The Acts of Union, passed separately by the Parliaments of England and Scotland, forged a new state, the Kingdom of Great Britain. The two countries had shared a monarch since 1603, but had retained sovereign parliaments that were now dissolved into one, an occasion summed up pithily by the Earl of Seafield, Chancellor of Scotland: "There's ane end of ane auld sang."
For England the imperative was a desire to prevent Scotland aligning itself with such as France, while the Scottish parliamentarians were more interested in the compensation they had been promised by London for the financially disastrous Darien fiasco, an attempt to establish a Scottish colony in Panama. It was not popular in the streets of Scotland and the establishment of a devolved assembly in 1999 has made little difference.

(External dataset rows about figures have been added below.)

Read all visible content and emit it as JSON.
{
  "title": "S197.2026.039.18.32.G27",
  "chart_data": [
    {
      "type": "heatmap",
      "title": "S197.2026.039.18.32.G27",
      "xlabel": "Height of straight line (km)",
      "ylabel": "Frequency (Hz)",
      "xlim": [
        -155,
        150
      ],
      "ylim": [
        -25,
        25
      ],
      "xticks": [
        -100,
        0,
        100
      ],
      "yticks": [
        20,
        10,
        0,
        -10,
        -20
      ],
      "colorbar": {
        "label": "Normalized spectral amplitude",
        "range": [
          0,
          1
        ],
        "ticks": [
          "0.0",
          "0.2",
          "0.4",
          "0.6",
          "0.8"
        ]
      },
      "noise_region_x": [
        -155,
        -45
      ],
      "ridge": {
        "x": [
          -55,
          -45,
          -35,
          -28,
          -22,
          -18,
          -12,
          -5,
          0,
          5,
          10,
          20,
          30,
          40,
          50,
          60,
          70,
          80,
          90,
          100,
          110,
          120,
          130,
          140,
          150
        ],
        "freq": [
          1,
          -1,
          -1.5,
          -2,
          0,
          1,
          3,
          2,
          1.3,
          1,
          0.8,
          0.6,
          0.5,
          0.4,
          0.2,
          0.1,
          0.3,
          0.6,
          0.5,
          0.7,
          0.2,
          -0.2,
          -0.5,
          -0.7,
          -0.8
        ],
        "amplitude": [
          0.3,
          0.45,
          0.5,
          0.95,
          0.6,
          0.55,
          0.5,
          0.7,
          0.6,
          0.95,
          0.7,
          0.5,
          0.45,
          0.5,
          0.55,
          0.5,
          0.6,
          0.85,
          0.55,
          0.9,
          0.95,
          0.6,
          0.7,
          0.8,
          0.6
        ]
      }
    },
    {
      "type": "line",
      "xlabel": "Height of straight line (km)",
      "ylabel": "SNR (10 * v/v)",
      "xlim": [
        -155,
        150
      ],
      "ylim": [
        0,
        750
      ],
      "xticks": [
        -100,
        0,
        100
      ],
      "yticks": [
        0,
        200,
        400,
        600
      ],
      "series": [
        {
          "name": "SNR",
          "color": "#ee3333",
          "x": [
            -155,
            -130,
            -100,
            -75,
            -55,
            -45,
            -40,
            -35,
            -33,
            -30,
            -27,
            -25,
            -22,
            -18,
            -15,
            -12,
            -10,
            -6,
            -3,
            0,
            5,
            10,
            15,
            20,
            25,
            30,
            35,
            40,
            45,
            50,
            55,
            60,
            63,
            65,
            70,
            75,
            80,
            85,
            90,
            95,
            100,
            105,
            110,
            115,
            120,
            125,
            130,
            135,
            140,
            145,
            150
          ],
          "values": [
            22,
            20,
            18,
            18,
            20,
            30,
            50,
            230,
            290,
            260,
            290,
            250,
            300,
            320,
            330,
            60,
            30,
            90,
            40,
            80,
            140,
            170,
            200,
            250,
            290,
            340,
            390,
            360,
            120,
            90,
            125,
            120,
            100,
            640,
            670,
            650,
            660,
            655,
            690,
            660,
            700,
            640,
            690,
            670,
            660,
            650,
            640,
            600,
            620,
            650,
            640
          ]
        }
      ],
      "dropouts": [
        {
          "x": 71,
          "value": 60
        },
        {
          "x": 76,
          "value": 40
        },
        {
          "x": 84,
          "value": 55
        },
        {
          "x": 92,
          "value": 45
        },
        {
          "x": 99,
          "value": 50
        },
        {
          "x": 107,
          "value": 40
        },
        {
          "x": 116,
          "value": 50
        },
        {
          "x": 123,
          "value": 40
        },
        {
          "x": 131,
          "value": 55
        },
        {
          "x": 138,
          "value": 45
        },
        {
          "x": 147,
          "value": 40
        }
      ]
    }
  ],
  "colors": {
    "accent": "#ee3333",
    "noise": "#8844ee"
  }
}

Polls suggest the SNP and Labour are neck and neck ahead of May assembly elections. If the SNP is able to put together a government with the Liberals and Greens it is determined to put independence to a referendum. And, while a BBC Newsnight poll on Monday found only 32 per cent Scottish support for secession, several recent surveys have recorded majority support for it.
The BBC poll also found majorities in England and Scotland in favour of an English parliament, and the Scottish debate has undoubtedly injected a new dynamic into English nationalism which the Tories have made much of. The West Lothian question - the incongruity in having Scottish MPs in Westminster voting on English issues when their counterparts are denied the same right on issues devolved to Scotland - has acquired a salience in British politics that is seriously embarrassing Labour.
Gordon Brown has a particular problem as the first putative Scottish prime minister since Harold Macmillan. On Sunday he warned of a "balkanised Britain" fractured by the twin forces of nationalism and multiculturalism. Such hyperbole, conjuring up visions of sectarian war, do little for the case for the union. Nor indeed do Labour's prophets of economic doom - the EU has demonstrated that still smaller states can prosper happily within its ambit, yet preserving the key elements of sovereignty.
The independence case will not perhaps be won this May, but it is stronger, more persistent, and more popular than ever. Devolution has only reawakened the appetite for the argument. Its time will come.